In an earlier blog, I mentioned a trip to the Arctic that ultimately had to be postponed due to adverse weather conditions. I needed snow but in November and December it rained. In January I was traveling to the bottom of the globe in Antarctica but now in April, I am finally shooting outside of Iqaluit, Nunavut in the northernmost reaches of Canada. The temperature has been hovering around -22C with winds blowing at 20-30 kph. Although keeping personally warm is paramount, my bigger concern is keeping my battery operated gear from freezing. Fortunately my Canon 5D Mark IIs have been operating really well, although I do warm a few extra batteries with my body heat inside of my coat, in the event I need to change them. My biggest concern however has been my battery operated strobes, essential pieces of equipment that I need for the photo I am here to shoot.

I am using the Profoto Acute Bs, a six hundred watt second pack that has always been reliable. But in this extreme climate I worry that the cold may quickly drain the batteries. Fortunately I brought along Alex Stricker, my friend and fellow photographer to lend a hand. Dragging Alex from the warmth of Phoenix to the cold of the Arctic took some creative coaxing and it was well worth it. Besides his photographic abilities Alex is incredibly talented when it comes to building and prepping anything needed for a complicated shot.

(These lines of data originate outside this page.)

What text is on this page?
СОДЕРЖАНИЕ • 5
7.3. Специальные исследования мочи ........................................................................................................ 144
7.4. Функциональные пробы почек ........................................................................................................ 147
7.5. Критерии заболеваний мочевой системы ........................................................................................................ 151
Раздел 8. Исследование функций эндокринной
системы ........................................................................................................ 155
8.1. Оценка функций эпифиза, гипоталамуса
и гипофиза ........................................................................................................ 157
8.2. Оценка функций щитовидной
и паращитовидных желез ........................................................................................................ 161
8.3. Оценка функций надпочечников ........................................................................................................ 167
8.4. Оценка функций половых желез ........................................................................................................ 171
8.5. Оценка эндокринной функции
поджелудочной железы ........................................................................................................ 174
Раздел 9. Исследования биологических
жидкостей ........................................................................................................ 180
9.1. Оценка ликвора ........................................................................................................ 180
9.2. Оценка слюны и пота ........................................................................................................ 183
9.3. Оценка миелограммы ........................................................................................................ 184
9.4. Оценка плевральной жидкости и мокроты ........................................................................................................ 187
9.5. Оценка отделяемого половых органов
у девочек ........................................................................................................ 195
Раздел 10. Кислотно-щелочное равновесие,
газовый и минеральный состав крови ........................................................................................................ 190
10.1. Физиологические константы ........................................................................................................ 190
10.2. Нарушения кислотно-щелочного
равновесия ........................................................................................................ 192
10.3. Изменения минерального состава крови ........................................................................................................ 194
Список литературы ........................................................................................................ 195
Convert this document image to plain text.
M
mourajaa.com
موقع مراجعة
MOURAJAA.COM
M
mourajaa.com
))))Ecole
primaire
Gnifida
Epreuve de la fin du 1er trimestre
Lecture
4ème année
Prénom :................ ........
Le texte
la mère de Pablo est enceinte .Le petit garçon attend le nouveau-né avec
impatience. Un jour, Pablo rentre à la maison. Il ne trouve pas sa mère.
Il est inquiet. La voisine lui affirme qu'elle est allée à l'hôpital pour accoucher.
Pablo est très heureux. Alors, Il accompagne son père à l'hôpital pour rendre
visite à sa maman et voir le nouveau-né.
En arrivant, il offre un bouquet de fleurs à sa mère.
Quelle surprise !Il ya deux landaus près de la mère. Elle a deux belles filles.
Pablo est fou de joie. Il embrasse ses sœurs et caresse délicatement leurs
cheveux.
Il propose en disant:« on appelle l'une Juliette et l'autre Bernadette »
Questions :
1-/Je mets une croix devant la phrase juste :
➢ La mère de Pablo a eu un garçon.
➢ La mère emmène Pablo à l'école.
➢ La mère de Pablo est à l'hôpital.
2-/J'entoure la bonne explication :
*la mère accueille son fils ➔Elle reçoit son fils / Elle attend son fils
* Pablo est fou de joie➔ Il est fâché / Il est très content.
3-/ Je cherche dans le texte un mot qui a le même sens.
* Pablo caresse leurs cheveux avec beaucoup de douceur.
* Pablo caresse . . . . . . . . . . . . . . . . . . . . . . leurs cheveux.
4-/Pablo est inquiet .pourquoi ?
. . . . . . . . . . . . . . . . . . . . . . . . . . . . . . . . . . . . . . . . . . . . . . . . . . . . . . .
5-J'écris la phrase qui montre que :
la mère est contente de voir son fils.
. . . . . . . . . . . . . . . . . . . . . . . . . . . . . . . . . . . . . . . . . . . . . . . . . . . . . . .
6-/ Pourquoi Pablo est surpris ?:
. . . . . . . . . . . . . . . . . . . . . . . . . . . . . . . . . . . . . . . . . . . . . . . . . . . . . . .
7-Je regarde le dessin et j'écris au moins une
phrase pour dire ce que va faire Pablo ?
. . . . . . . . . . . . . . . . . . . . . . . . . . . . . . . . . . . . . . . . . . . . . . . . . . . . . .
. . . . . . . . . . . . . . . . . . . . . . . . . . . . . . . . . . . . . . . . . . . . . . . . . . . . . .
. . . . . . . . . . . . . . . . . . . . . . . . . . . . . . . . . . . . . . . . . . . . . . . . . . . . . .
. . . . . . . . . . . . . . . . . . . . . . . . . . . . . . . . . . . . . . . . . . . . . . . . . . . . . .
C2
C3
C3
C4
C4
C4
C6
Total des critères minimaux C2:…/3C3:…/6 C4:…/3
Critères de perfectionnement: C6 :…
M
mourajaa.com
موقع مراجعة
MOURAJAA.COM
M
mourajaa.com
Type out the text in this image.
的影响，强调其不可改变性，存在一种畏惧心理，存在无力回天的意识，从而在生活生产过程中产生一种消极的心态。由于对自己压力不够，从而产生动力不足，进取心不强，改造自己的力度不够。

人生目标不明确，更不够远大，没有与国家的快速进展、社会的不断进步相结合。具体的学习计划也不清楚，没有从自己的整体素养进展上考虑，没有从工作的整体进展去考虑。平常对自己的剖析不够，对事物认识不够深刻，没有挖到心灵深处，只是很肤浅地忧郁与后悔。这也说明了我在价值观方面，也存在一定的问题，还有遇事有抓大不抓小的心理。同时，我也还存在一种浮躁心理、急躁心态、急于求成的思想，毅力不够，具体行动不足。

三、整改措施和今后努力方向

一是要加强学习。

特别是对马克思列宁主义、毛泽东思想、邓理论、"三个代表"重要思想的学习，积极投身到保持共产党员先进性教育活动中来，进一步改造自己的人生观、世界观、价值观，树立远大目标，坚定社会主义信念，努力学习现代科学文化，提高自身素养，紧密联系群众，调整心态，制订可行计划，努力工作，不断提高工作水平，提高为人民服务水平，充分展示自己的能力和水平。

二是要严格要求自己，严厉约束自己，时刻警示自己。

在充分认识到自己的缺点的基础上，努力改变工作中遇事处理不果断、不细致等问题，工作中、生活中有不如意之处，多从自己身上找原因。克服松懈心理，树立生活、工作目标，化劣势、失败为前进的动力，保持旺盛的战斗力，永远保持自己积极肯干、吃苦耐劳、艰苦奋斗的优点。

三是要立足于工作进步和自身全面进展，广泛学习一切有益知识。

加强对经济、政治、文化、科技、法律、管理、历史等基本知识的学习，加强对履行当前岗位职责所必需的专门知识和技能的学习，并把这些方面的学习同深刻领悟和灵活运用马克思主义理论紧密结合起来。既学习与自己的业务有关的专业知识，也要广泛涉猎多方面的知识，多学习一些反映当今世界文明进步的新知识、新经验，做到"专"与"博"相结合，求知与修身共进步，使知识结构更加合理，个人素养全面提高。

In this case, we needed to find a way to keep the Profoto batteries warm and Alex as usually came up with a creative solution.

We bought a midsized, styrofoam cooler (rather ironic for our geographical location) and lined the insides with the eight hour, hand warmer packets I had brought from New York. We placed the strobe unit and two spare batteries inside of the cooler, notched out a hole on the lid, and ran the cable through it to the strobe head. To provide additional insulation, we lined the bottom of the cooler with a silver, space blanket. Before I took the cooler into the cold I walked fifty feet down my hotel corridor with my pocket wizard radio tripper to ensure the strobe would fire. It did.

We felt like we were setting up for a tailgate party when we finally brought the cooler outside only instead of fall football weather, it was -23 C, dog sledging weather. But our heated cooler worked great. We were able to get approximately 150 full power shots off each battery and when we finished shooting, the inside of the cooler was still nice and warm; a lot warmer in fact than either Alex or I.